Switzerland-based Credit Suisse (CS) also said it had agreed to a similar settlement under which it would pay $5.3 billion.
The settlements, which focus on activities in 2005-2007, revisit an ugly chapter of the global financial crisis, in which banks bundled mortgages from people with shaky credit into bonds whose risks many investors did not understand. When the mortgages went into default as the U.S. real estate market collapsed, so did the bonds, spreading losses and panic through the global financial system.
The Deutsche Bank agreement lessens the financial cloud over the bank’s shares, since it had earlier said it might have to pay as much as $14 billion. The bank has been struggling to put expensive litigation from past misconduct behind it. It said it would take a $1.17 billion hit to its fourth-quarter earnings from the civil penalty.

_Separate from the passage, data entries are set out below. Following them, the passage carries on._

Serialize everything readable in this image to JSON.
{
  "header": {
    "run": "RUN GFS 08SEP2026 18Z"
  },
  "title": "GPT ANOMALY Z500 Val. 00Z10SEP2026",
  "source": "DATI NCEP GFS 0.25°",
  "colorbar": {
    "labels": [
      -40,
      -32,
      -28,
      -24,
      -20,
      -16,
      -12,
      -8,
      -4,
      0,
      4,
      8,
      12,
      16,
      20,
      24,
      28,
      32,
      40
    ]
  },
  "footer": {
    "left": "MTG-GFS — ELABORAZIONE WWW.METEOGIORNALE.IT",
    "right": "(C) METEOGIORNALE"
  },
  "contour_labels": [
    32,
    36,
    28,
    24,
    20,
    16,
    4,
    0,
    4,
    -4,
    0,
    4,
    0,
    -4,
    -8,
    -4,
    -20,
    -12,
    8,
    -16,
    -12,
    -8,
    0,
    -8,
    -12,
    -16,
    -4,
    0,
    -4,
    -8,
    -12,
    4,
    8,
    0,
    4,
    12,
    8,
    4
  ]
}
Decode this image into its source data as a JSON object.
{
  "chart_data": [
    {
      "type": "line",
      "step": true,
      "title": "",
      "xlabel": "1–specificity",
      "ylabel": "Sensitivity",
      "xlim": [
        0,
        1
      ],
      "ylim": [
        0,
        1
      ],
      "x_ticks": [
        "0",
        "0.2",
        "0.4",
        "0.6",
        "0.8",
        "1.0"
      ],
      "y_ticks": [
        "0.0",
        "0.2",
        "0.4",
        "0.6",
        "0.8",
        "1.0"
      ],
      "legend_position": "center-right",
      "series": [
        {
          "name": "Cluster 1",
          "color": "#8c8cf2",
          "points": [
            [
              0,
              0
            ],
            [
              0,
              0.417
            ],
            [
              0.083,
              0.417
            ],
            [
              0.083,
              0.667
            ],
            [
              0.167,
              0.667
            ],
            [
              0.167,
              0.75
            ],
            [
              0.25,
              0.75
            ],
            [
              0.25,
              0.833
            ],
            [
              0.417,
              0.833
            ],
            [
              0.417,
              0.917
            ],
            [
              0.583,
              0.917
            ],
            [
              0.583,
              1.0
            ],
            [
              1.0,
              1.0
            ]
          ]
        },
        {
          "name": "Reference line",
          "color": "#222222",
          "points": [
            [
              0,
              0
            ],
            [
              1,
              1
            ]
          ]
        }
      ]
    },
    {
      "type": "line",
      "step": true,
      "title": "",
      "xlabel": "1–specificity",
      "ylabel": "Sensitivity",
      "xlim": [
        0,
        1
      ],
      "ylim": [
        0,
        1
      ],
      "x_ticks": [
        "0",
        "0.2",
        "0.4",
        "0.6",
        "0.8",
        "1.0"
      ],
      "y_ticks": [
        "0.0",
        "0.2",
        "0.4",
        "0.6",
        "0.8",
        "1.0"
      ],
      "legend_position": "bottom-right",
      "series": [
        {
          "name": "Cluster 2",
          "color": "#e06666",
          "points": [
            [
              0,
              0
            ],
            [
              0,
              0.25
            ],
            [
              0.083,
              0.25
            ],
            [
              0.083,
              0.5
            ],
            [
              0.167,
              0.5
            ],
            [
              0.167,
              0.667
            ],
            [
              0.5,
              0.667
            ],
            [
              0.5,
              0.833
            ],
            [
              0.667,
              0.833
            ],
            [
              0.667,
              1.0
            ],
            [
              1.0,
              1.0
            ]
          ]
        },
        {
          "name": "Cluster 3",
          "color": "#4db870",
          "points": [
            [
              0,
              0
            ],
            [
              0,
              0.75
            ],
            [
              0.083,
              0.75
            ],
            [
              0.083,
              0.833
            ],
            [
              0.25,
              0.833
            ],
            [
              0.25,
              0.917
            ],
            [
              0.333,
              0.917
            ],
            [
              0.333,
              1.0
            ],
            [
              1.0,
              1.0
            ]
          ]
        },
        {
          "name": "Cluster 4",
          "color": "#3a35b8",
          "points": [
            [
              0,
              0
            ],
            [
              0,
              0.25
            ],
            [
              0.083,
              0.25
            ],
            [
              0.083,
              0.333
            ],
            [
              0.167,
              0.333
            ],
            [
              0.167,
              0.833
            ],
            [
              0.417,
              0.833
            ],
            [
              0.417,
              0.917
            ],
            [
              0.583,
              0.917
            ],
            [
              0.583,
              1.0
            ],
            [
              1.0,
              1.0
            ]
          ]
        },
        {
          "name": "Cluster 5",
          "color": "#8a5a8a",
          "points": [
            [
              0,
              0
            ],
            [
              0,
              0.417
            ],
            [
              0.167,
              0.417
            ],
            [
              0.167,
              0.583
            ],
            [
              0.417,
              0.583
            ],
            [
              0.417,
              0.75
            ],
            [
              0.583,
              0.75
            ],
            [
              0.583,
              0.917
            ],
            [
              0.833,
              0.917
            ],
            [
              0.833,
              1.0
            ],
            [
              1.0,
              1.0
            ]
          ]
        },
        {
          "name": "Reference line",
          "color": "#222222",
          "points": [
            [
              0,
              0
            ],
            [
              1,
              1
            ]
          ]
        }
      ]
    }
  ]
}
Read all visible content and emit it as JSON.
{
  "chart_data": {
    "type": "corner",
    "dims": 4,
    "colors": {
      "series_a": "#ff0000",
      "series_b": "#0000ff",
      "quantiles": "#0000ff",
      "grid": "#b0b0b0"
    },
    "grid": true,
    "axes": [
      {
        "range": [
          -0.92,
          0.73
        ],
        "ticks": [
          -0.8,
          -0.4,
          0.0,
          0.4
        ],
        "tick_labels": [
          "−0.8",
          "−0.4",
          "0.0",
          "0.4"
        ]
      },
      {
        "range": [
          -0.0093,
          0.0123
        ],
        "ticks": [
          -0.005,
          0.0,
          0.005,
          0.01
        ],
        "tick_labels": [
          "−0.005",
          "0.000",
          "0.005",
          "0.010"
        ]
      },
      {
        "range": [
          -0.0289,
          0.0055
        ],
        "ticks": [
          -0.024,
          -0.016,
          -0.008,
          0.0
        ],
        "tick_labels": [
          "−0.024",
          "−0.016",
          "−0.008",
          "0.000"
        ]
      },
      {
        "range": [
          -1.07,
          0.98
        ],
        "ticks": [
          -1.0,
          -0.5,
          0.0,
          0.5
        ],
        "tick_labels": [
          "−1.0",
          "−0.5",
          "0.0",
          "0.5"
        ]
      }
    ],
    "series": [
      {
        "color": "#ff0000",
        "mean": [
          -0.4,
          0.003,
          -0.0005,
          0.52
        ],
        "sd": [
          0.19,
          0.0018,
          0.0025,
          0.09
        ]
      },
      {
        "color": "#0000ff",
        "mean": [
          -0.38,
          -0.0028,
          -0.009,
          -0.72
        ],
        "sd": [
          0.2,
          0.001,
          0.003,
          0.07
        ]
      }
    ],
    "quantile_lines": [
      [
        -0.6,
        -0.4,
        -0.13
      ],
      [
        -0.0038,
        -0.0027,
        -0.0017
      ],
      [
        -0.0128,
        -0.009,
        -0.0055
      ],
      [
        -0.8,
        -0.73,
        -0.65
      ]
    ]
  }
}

Deutsche Bank CEO John Cryan is putting the institution through a tough restructuring in an attempt to improve profitability and strengthen its finances.
Deutsche Bank shares rose 3.7 percent to 18.42 euros in morning trading in Europe. Credit Suisse Group AG fell 0.4 percent to 15.27 Swiss francs ($14.88).
News of the settlements comes after the Justice Department sued Barclays Bank (BCS), accusing the it and its employees of misrepresenting the quality of the loans they sold to tens of thousands of investors. The investors, which included credit unions, pension plans and university endowments, lost billions of dollars, the Justice Department said.
Meanwhile, the Italian government is bailing out Monte dei Paschi di Siena after Italy’s third-largest lender failed to raise the 5 billion euros ($5.2 billion) needed to stay afloat. The bank was burdened by bad loans that were not being repaid in a slow economy.